NABATIEH, Lebanon: Many doctors in Lebanon have experience treating those wounded in war, but few have the specialized training for working in severely undeveloped areas where medical equipment is basic and it can take up to a week for patients to get to a proper hospital. This is the reality in much of Syria.
Last week, the International Committee of the Red Cross, in coordination with the Red Crescent Society of the Islamic Republic of Iran, held a three-day war surgery seminar for around 40 Lebanese surgeons from southern Lebanon at the Ragheb Harb Hospital in Nabatieh.
There, as they watched graphic slideshows of severe wounds to the brain and other critical organs, they learned about ways to treat war-wounded patients based on the experience of surgeons who have spent decades in war zones all over the world.
“When we talk about patients that arrive from Syria, they’re arriving late, and we’re only seeing those that survive,” Marco Baldan said. The ICRC’s head surgeon, he has worked in South Sudan and similar war-torn countries, and is used to working with limited medical resources. Baldan specializes in the treatment and management of wounds inflicted by weapons.
Mustafa Hamadi, a doctor from the south who attended the seminar and has treated many trauma cases – though none yet from Syria – said he learned about the important use of antibiotics in the cases of severe infections caused by wounds that had been left untreated for several days.
“They’ve arrived with wounds that are badly infected, and they’ve lost a lot of blood,” Baldan explained. “Here in Lebanon, patients take half an hour to an hour and a half to get to the hospital. From Syria, they’re taking days to arrive.”
As a result, he said, patients can develop septicemia, a life-threatening full-body inflammation caused by a severe infection – often more dangerous than the initial wound.
“This is common in countries of conflict; because of the security situation they have to walk or be carried to the hospital, which can take days,” he said. This kind of lack of access is most common in sub-Saharan Africa, he added, but it is increasingly becoming the norm in Syria as the country’s security and infrastructure continues to deteriorate.
Last month, in an open letter to medical journal The Lancet, industry experts appealed to all combatants in Syria to spare hospitals and allow health workers to operate freely.
According to the World Health Organization, up to 60 percent of hospitals have “limited or no capacity,” and in some governorates, around 70 percent of health care providers can’t reach their workplaces.
Meanwhile, an increasing number of Syrians are seeking treatment in already underfunded Lebanese hospitals, making it more important than ever for doctors to be able to use limited resources to treat severely wounded patients.
Since the crisis in Syrian began, the ICRC has held around a dozen seminars of this kind, with previous sessions being held in June at hospitals in Chtaura and Tripoli. However, this is the first to take place in the south and in cooperation with Iran’s Red Crescent Society.

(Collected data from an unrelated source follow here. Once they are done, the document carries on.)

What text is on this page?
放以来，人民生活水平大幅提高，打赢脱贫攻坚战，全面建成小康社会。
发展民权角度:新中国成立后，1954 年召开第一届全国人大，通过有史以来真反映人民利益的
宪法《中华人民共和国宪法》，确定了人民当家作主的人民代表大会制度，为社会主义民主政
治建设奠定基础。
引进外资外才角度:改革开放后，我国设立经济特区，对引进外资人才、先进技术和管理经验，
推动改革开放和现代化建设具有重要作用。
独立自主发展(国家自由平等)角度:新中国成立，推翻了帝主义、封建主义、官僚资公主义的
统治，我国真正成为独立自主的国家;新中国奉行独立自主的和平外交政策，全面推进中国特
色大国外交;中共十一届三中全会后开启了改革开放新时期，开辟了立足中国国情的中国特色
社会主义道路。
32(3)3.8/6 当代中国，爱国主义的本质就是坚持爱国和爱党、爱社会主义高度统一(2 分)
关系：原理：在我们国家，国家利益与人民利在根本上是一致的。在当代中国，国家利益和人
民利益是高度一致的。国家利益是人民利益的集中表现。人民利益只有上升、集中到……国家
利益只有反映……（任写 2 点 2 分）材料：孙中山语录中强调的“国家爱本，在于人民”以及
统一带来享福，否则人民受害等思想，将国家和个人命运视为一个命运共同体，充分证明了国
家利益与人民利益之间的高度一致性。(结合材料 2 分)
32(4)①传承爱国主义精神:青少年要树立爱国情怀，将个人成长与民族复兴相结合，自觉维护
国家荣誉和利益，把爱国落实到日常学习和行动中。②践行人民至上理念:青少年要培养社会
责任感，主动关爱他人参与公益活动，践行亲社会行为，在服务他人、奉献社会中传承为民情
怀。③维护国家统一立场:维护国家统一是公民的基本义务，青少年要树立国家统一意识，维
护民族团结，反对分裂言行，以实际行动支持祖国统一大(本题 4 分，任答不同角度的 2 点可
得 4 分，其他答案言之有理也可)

The ICRC had its first ever war-surgery seminar in Mogadishu in 1989, and since then has held more than 200 such events throughout the world.
“This is important because this is specific, specialized training that has been developed through years of experience,” said ICRC health delegate Bertrand Martinez-Aussel. “It’s not academic, and it can’t be learned in classic curriculum. It’s based on practical experience that ICRC surgeons around the world have collected.”